Probablemente, incluso puede ser que alguno desde la cárcel. Catalunya hoy es un polvorín que las gentes sensatas de ambas orillas no pueden ni deben dejar explotar. Observar las imágenes de Gabriel Rufián increpado por los suyos, acusado de “botifler” (traidor), indica gráficamente la deriva en la que el independentismo ha entrado. Crear organismos como los CDR y el Tsunami democrátic sin ningún control ni línea de comunicación con los líderes políticos, tiene el peligro de que se vaya de las manos y desborde lo institucional, a los propios partidos, incluso a organizaciones clásicas como Omnium y ANC.

Tener como president a un irresponsable como Quim Torra, que actúa a los dictados de un enloquecido Puigdemont, no ayuda a destensar la situación. Que durante toda la semana se haya negado a condenar los actos vandálicos indica que es más activista que president.

La contradicción de animar a los CDR a “apretar” y ser al mismo tiempo el jefe de los Mossos que luego lo evitan resulta kafkiano. Todo deriva en que ahora se viva en Catalunya una situación casi insurreccional extremadamente peligrosa, incluso para el propio independentismo. ¿Qué hacer entonces?

Es probable que las leyes actuales resulten un corsé demasiado asfixiante como para buscar soluciones, pero existen recovecos, atajos, interpretaciones flexibles que sí pueden serlo. También el Estado debe entender que la mitad de la ciudadanía catalana no se encuentra cómoda en esta España y que se siente ignorada y agredida. Por eso urge enfrentarse a todo ello con otro talante nuevo, quizás con imaginación y audacia.

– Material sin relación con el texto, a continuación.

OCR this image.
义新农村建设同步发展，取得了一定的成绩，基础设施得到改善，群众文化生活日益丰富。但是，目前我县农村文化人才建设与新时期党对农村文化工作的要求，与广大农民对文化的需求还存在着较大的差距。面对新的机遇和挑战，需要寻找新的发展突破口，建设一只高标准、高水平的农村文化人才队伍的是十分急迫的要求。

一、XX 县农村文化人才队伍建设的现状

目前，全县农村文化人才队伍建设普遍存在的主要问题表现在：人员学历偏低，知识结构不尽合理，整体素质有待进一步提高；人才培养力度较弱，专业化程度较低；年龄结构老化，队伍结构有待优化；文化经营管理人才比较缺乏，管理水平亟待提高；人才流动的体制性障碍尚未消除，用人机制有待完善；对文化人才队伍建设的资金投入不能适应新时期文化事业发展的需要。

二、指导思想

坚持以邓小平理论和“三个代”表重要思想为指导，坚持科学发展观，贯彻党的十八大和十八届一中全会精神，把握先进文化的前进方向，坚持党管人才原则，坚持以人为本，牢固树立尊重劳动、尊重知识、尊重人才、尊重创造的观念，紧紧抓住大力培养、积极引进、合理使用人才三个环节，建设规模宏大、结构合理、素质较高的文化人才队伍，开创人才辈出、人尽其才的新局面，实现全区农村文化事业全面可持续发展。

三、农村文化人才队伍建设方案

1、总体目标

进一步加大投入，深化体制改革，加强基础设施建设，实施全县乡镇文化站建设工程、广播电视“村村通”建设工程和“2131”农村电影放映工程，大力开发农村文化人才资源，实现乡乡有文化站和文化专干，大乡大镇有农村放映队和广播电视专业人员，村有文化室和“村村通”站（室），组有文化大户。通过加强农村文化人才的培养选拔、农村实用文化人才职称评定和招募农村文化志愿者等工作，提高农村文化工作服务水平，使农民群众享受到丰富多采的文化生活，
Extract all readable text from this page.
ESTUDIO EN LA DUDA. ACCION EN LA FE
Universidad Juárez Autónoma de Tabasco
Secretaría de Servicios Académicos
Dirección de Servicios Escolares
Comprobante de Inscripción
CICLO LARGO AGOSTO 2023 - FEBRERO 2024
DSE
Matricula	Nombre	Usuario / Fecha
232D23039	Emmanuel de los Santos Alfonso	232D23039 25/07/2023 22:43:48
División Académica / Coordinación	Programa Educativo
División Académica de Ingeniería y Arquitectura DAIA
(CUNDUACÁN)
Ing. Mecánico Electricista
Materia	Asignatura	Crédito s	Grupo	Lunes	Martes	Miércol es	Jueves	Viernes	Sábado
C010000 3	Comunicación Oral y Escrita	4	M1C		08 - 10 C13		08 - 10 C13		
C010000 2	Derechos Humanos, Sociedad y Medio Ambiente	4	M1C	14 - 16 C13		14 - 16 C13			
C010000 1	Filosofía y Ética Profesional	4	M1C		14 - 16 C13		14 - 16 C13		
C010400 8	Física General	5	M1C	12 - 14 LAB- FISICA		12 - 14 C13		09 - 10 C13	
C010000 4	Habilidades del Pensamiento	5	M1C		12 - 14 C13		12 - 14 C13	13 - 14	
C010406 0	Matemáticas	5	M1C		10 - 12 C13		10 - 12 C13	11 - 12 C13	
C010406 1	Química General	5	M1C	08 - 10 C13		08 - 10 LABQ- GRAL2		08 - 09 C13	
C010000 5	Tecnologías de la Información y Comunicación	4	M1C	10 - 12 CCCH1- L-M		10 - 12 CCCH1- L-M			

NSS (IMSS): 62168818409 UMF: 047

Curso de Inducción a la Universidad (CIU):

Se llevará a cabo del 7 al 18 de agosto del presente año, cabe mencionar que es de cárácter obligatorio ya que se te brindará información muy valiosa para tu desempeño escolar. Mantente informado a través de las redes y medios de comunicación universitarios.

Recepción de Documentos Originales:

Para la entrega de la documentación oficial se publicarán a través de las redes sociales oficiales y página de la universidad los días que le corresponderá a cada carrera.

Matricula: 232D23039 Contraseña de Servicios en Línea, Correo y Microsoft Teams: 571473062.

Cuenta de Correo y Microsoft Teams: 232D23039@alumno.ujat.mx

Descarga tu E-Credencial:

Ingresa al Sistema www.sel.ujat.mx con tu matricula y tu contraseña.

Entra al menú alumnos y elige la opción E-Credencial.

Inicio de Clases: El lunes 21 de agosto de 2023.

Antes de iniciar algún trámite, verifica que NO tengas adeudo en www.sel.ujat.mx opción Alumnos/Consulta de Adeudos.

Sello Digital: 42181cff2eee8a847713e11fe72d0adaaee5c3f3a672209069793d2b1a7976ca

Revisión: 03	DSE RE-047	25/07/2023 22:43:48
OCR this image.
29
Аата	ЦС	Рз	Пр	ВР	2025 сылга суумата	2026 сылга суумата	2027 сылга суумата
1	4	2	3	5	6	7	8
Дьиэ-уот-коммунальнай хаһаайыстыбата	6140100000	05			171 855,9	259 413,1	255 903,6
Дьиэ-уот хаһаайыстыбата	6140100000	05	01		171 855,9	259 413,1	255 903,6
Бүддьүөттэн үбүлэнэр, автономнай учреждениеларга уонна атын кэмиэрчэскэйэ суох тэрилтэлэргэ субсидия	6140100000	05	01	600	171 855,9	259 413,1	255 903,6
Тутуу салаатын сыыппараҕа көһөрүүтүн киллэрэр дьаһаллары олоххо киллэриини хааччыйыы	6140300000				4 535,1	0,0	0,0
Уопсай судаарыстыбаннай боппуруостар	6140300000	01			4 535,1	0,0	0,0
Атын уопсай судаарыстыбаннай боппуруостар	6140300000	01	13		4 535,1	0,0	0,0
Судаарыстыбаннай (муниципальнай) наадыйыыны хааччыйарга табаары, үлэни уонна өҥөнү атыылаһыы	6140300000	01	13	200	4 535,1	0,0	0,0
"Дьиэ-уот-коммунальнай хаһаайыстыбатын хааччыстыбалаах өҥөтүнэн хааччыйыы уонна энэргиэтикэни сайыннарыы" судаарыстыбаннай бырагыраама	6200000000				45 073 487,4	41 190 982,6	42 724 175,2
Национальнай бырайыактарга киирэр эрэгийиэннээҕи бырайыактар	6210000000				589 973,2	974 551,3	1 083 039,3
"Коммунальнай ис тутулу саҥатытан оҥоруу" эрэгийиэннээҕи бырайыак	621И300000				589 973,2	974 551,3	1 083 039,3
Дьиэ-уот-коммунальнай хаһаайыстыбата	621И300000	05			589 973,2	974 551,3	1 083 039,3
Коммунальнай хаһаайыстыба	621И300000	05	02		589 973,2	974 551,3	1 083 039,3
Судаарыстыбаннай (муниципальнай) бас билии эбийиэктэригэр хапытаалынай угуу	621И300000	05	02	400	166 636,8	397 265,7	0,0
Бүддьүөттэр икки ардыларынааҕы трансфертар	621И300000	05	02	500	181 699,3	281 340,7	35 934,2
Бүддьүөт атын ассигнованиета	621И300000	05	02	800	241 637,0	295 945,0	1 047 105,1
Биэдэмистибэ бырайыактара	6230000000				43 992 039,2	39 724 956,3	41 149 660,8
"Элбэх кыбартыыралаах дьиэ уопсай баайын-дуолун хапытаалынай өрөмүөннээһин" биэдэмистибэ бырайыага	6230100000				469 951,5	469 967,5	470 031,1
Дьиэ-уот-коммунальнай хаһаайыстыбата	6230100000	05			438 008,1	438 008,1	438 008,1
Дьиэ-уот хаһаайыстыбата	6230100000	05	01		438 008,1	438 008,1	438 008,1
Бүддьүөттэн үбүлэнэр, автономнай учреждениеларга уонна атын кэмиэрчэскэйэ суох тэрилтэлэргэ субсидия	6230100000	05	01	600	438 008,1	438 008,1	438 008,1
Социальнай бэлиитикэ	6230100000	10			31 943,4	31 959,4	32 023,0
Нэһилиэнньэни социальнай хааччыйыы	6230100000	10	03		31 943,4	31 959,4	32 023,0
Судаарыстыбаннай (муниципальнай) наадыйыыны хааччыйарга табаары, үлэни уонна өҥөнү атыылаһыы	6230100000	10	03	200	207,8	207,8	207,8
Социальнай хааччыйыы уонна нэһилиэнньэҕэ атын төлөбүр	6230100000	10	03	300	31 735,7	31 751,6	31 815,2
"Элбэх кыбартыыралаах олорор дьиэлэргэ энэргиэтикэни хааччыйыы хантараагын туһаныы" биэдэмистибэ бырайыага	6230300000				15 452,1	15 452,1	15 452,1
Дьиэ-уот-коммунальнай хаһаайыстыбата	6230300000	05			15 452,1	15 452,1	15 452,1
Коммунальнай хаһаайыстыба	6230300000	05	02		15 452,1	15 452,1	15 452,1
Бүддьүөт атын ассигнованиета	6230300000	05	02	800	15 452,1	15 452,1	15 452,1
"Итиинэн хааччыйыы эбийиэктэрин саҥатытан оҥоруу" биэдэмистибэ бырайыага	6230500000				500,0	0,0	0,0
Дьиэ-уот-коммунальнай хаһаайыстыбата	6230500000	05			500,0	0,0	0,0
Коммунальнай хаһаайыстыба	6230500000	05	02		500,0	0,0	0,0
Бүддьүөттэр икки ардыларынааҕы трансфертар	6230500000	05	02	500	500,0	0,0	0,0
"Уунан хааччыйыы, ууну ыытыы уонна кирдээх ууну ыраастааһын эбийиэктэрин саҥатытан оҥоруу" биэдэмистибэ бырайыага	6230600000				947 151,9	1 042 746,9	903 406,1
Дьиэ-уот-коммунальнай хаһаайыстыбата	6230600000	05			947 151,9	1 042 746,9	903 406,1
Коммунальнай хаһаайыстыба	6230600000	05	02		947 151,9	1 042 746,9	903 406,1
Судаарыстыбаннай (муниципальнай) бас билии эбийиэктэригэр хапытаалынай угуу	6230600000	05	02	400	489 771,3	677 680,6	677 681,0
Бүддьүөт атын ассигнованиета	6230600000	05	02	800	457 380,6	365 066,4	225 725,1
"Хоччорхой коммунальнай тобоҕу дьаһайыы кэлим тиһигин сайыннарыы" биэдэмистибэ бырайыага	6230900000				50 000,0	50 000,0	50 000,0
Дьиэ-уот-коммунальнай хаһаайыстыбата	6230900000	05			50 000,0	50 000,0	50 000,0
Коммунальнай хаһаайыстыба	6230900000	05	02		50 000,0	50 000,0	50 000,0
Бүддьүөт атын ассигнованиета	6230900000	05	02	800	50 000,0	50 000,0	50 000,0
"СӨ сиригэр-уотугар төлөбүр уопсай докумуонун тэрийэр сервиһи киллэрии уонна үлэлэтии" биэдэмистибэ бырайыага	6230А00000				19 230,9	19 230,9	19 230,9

¿Por qué no explorar el artículo 92.1 de manera flexible? ¿Por qué no ser generoso con un nuevo pacto fiscal? ¿Por qué no serlo también con la aplicación de indultos después del 10-N? ¿Por qué no? ¿Catalunya no tiene quien construya puentes? Si no los tiene, busquémoslos con urgencia y consigamos que se pongan a ello. Es probable que los pocos capacitados para dialogar y entenderse sean Oriol Junqueras y Miquel Iceta, también figuras emergentes como Pere Aragonés y Roger Torrent, pese al escollo de que el primero está en prisión. Construir puentes también es que desde cada orilla se busquen y señalen referentes de sensatez y cordura en la otra. No solo entre líderes políticos sino, y quizás sea más importante, entre gentes de a pie. Porque conviene no olvidar que todo lo que está mal es susceptible de empeorar y si esta situación afecta a los resultados del próximo 10-N y la derecha extrema sube mucho... Sería dramático.